Despite the new resource discoveries and increase in global commodity prices as well as rise in demand for African natural resources, the commodity boom has not yet translated into significant human development, economic growth and poverty reduction.
In fact, Africa continues to register some of the worst human development indicators. In some countries like Nigeria, Sierra Leone and South Sudan, oil revenues have sustained longstanding internal wars.
The recently published Africa Progress Report (APR) 2013 provides some invaluable insights. The report looks at the oil, gas and mining industries focusing on “stewarding Africa’s natural resources for all.”
It draws lessons from various African countries, from those that have been dominant in producing and exporting natural resource commodities to those that have recently discovered them.
The World Bank Commodity Price Forecast Update 2013 underscores that because “commodity prices are set to remain high,” Africa will need to leverage its natural resource wealth through good governance as well as implementation of equitable interventions in the extractive industries.
The most glaring challenge is that “natural resource revenues are widening the gap between the rich and poor.”
APR posits that in the short term, growth in the extractive industries will boost inequality because of the gaps in policy regarding revenue sharing among stakeholders, land reclamation and resettlement, potential of the industry to meet development goals as well as the variation of minerals where some may attract higher revenues than others.
In addition, there are the inevitable environmental risks associated with waste generated by exploration and mining, that have in some countries resulted in crop failure and human and animal disease, with most flagrant case being the Niger Delta in Nigeria.
Additionally, the scale of losses sustained through poor governance is not computable. A salient feature of the extractive industry is investment by multinational companies, most of which are registered offshore, are allowed to maintain accounts abroad and repatriate some of their profits.
To attract such investors, concessions, which are normally not made public, are made by governments. This has led to economic losses through corruption and secretive tax jurisdictions that assist companies to profit at citizens’ expense.
The significant exception is Ghana, which has made far reaching attempts to transform its petroleum industry. Adopting budget and revenue transparency, Ghana is taking a lead in accounting for its natural resources, an achievement that has been sustained since 2011 through the involvement of key stakeholders.
Resource-endowed countries, to conduct business in a transparent manner, have joined the Extractive Industries Transparency Initiative (EITI), a multi-stakeholder group comprised of governments, companies, civil society groups, investors and international organisations to help resource-rich countries govern their extractive industries. EITI requires “regular publication of all oil, gas and mineral revenues received by governments.”
Despite being one of the top 10 oil producing countries on the planet, Nigeria has 70 million people living in poverty.

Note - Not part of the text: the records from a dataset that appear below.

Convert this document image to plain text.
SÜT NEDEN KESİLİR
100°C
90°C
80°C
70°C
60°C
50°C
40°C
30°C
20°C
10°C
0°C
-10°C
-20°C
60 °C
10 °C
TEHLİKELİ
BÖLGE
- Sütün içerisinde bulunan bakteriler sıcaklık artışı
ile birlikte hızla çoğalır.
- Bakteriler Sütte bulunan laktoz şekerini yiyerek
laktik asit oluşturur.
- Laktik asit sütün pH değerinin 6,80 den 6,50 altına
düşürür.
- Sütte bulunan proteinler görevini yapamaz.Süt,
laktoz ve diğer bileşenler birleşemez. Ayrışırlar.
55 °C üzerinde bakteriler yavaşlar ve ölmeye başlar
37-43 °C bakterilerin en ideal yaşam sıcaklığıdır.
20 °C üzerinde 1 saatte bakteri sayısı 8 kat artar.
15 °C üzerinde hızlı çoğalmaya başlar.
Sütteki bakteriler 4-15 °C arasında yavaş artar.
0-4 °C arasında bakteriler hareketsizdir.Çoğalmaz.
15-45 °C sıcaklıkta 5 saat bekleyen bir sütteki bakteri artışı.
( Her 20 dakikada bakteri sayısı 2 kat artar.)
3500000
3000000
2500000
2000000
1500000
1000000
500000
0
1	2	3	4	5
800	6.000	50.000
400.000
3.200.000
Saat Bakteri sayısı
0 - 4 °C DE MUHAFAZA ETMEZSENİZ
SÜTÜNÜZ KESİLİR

Now, after seeing the benefits of implementing EITI in its oil industry, Nigeria has gone further to set up a sovereign wealth fund to use oil revenues to address core public finance and development issues.
Meanwhile, as resource-rich African countries generate revenues from oil, gas and mining, they should not do so at the expense of the competitiveness of other sectors of the economy.
Revenues generated from resource wealth should fund social programmes so that the benefits are cascaded to citizens.
Hannah Wang’ombe is a researcher at the Kenya Institute of Public Policy Research and Analysis.